En el corazón de las tinieblas más íntimas
“Suicidio” es la segunda obra que se conoce en castellano del escritor y fotógrafo francés Édouard Levé, autor de una curiosa “Autobiografía”.
Edouard Levé cultivó la pintura y la fotografía, pero también recaló en la literatura, primero para esbozar dos experimentos conceptuales (Obras, Diario) y poco después para confiarnos las preferencias que formaban su vida (Autorretrato). Finalmente, lo hizo para proyectar bajo la forma de un enigma exquisitamente redactado un modelo de su propia muerte (Suicidio).

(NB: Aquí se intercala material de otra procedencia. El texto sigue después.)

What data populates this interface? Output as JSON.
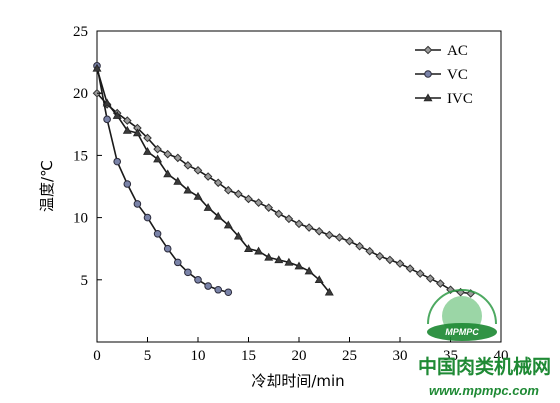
{
  "chart_data": {
    "type": "line",
    "xlabel": "冷却时间/min",
    "ylabel": "温度/℃",
    "xlim": [
      0,
      40
    ],
    "ylim": [
      0,
      25
    ],
    "x_ticks": [
      0,
      5,
      10,
      15,
      20,
      25,
      30,
      35,
      40
    ],
    "y_ticks": [
      5,
      10,
      15,
      20,
      25
    ],
    "grid": false,
    "legend_position": "top-right",
    "series": [
      {
        "name": "AC",
        "marker": "diamond",
        "x": [
          0,
          1,
          2,
          3,
          4,
          5,
          6,
          7,
          8,
          9,
          10,
          11,
          12,
          13,
          14,
          15,
          16,
          17,
          18,
          19,
          20,
          21,
          22,
          23,
          24,
          25,
          26,
          27,
          28,
          29,
          30,
          31,
          32,
          33,
          34,
          35,
          36,
          37
        ],
        "y": [
          20.0,
          19.1,
          18.4,
          17.8,
          17.2,
          16.4,
          15.5,
          15.1,
          14.8,
          14.2,
          13.8,
          13.3,
          12.8,
          12.2,
          11.9,
          11.5,
          11.2,
          10.8,
          10.3,
          9.9,
          9.5,
          9.2,
          8.9,
          8.6,
          8.4,
          8.1,
          7.7,
          7.3,
          6.9,
          6.6,
          6.3,
          5.9,
          5.5,
          5.1,
          4.7,
          4.2,
          4.0,
          3.9
        ]
      },
      {
        "name": "VC",
        "marker": "circle",
        "x": [
          0,
          1,
          2,
          3,
          4,
          5,
          6,
          7,
          8,
          9,
          10,
          11,
          12,
          13
        ],
        "y": [
          22.2,
          17.9,
          14.5,
          12.7,
          11.1,
          10.0,
          8.7,
          7.5,
          6.4,
          5.6,
          5.0,
          4.5,
          4.2,
          4.0
        ]
      },
      {
        "name": "IVC",
        "marker": "triangle",
        "x": [
          0,
          1,
          2,
          3,
          4,
          5,
          6,
          7,
          8,
          9,
          10,
          11,
          12,
          13,
          14,
          15,
          16,
          17,
          18,
          19,
          20,
          21,
          22,
          23
        ],
        "y": [
          22.0,
          19.2,
          18.2,
          17.0,
          16.8,
          15.3,
          14.7,
          13.5,
          12.9,
          12.2,
          11.7,
          10.8,
          10.1,
          9.4,
          8.5,
          7.5,
          7.3,
          6.8,
          6.6,
          6.4,
          6.1,
          5.7,
          5.0,
          4.0
        ]
      }
    ]
  },
  "watermark": {
    "logo_text": "MPMPC",
    "site_name": "中国肉类机械网",
    "url": "www.mpmpc.com",
    "color": "#1f8a35"
  }
}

Se ahorcó en octubre de 2007, días después de haber entregado a su editor el manuscrito de su libro. “Mi muerte no cambiará nada”, había escrito. No es cierto: su muerte lo cambia todo, también el valor de su obra peculiar y exigua; incluso tal vez lo distorsione. Porque, además de cancelar el futuro, el suicidio ensombrece el pasado; todo pasa a ser visto a través del prisma de un único momento fatal. En Apuntes sobre el suicidio, el filósofo Simon Critchley deslizó una observación crucial: “El suicidio puede dar coherencia a una vida, pero sólo al precio de arrebatarle su complejidad al contemplarla a través del instante de la muerte”.
Ahora sabemos que, en su último libro, Levé conjura una vida truncada –la de un amigo innominado que se habría suicidado a los 25 años– para prologar su propia muerte. Aunque la obra reclama un lugar de excepción, se ubica en un linaje bien francés de suicidios literariamente premeditados. Tal vez lo inició el dadaísta Jacques Rigaut, dueño de un elegante humor macabro y jefe fundador de la Agencia General del Suicidio. Antes de tirarse una bala en el corazón en noviembre de 1929, Rigaut sostuvo que valía la pena inventar caminos más legítimos hacia esa muerte que, desde la edad de la razón, llevamos en el bolsillo. Cuando André Breton incluyó pasajes de su obra en la Antología del humor negro, no se privó de recordarnos que también el surrealismo es un existencialismo: “El más bello regalo de la vida es la libertad que nos permite abandonarla a nuestra hora”.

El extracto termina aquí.